I forzisti di Trieste d’altronde, oltre che da un rapporto di forze promettente con quel 70 e 30 concordato tra Berlusconi e Fini, partono tenendosi stretto un altro vantaggio.
Perché loro l’incrocio delle anime che si ripeterà nel Pdl l’hanno già metabolizzato: in Fi convivono ex democristiani (l’ala cattolica che si riconosce nel consigliere regionale Bruno Marini), spiriti liberali (i discendenti di Sergio Trauner) e soprattutto militanti listaioli. Convivono a detta di tutti «bene» - ad eccezione di Roberto Antonione che oggi consuma a Roma, da deputato, il suo isolamento politico dalle questioni di casa - perché gravitano attorno a un unico baricentro. Il senatore Giulio Camber. Il quale non è che qui si faccia vedere più di Antonione (molto poco, quindi) ma riesce a telecomandare il partito da leader indiscusso attraverso una fitta rete di relazioni personali, rigorosamente lontano da telecamere e taccuini dei giornalisti. La sua interfaccia locale è il fratello Piero, capogruppo in Consiglio comunale e presidente di commissione in Regione, che regge a sua volta - lui però senza restare nell’ombra - le fila di uno zoccolo duro, il più ampio in città, che va dall’attuale assessore regionale al bilancio Sandra Savino, coordinatore provinciale e comunale del partito, all’ala liberale. Fino a un Gruppo giovani Under 35, un’ottantina di attivisti che trovano in Everest Bertoli, vice di Piero Camber in Comune, la testa di ponte nel circuito politico e mediatico.

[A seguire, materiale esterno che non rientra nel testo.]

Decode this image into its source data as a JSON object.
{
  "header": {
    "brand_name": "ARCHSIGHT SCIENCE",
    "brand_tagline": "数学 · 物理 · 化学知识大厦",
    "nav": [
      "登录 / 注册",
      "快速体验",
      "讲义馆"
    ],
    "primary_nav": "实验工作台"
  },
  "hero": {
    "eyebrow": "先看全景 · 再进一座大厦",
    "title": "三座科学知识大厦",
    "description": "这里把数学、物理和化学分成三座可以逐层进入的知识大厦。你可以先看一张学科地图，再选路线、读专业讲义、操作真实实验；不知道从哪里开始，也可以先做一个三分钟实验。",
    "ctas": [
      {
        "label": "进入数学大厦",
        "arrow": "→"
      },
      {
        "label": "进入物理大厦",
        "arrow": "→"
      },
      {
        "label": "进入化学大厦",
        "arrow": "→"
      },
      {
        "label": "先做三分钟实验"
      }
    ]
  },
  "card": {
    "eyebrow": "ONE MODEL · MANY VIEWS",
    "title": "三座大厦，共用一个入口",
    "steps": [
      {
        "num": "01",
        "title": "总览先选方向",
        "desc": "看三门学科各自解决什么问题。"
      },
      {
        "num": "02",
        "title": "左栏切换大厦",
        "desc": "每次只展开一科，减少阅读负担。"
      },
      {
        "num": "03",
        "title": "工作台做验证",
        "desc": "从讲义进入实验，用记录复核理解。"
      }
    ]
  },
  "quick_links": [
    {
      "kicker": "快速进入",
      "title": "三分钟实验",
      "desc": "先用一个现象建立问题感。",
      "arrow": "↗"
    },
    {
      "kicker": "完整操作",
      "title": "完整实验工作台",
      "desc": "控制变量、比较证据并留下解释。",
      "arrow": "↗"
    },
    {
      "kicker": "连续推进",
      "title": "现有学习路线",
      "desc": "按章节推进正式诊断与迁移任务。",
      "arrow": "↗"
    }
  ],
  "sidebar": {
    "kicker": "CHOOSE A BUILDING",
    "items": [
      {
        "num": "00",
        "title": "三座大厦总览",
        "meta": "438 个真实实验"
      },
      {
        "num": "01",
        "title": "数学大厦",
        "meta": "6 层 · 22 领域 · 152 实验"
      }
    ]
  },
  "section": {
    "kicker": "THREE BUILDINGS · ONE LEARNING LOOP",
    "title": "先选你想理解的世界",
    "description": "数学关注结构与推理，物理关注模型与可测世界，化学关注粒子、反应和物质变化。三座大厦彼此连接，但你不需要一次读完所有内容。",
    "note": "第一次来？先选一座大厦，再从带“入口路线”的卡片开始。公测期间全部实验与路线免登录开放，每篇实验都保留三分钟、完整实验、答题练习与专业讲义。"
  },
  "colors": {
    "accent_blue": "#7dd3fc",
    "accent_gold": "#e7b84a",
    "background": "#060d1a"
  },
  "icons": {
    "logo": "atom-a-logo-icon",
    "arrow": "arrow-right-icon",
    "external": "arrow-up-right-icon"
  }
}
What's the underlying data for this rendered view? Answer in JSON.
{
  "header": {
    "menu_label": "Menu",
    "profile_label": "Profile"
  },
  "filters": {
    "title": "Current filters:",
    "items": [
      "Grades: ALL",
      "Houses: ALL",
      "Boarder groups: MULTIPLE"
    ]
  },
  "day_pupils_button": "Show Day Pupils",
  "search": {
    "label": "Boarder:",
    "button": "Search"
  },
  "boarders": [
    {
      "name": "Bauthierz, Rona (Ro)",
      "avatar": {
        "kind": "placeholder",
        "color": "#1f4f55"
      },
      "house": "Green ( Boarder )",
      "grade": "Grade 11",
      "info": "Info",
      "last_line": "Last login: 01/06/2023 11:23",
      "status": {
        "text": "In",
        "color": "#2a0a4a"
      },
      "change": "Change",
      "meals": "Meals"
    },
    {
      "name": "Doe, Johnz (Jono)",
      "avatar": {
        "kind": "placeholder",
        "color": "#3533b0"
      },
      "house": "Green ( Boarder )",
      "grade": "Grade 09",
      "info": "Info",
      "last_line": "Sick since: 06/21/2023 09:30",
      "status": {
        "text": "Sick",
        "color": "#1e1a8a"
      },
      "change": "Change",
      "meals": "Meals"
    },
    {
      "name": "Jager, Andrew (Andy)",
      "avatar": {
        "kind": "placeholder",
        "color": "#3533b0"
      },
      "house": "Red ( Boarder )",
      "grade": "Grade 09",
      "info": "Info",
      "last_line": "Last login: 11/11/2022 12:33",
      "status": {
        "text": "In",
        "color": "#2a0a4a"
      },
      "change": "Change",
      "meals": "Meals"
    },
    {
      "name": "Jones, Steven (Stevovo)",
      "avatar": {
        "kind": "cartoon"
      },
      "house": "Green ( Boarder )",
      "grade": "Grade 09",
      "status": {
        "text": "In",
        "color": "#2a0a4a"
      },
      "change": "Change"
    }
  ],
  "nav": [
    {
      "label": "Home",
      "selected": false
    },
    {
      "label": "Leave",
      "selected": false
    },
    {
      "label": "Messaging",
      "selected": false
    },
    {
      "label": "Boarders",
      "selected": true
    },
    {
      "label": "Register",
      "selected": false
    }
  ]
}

Per Fi, a quanto pare, l’attuale approccio al partitone coincide dunque con un periodo di idillio monolitico che scommette di resistere anche dopo l’imminente fusione con gli ex missini. E soprattutto davanti a quelle malizie che potrebbero spuntare in vista della candidatura per il dopo-Dipiazza e che oggi non si spingono al di là di qualche sorrisino se all’assessore allo sviluppo economico, Paolo Rovis, capita di sedersi in Consiglio comunale sullo scranno più alto, quello del sindaco. Magari solo per cinque minuti e per bisbigliare all’orecchio del presidente dell’aula Sergio Pacor. «Ma cavalli solitari non ce ne sono», assicura Piero Camber. «La nostra forza è che tra noi si è creato un rapporto di solidarietà che va oltre la politica. Il collante è l’amicizia». Dicono d’aver sanato pure la frizione interna all’ala cattolica Marini e Claudio Grizon. «Ci siamo chiariti già prima delle elezioni 2006», taglia corto il primo. «È stata solo una carenza di dialogo in un momento in cui ne serviva di più», aggiunge il secondo. Fuori dal coro così rimane il solo Antonione. Che al congresso comunale dell’estate 2007 era riuscito a inserire, come quota di fedelissimi, un membro su sei nel comitato cittadino del partito, cioè Pietro Di Tora, fratello del consigliere comunale dissidente Paolo, autoconfinatosi nel Gruppo misto dopo il voto del 2006. Ironizza Antonione: «Una volta celebrato il congresso provinciale (quello del dicembre 2007, cui non aveva partecipato, ndr) non c’è stata alcuna attività di coordinamento che mi abbia coinvolto in qualche modo. Chi ha maturato esperienze nella Prima Repubblica, evidentemente, le ha mutuate nella Seconda. Volete sapere chi rappresento io in Fi? Me stesso...»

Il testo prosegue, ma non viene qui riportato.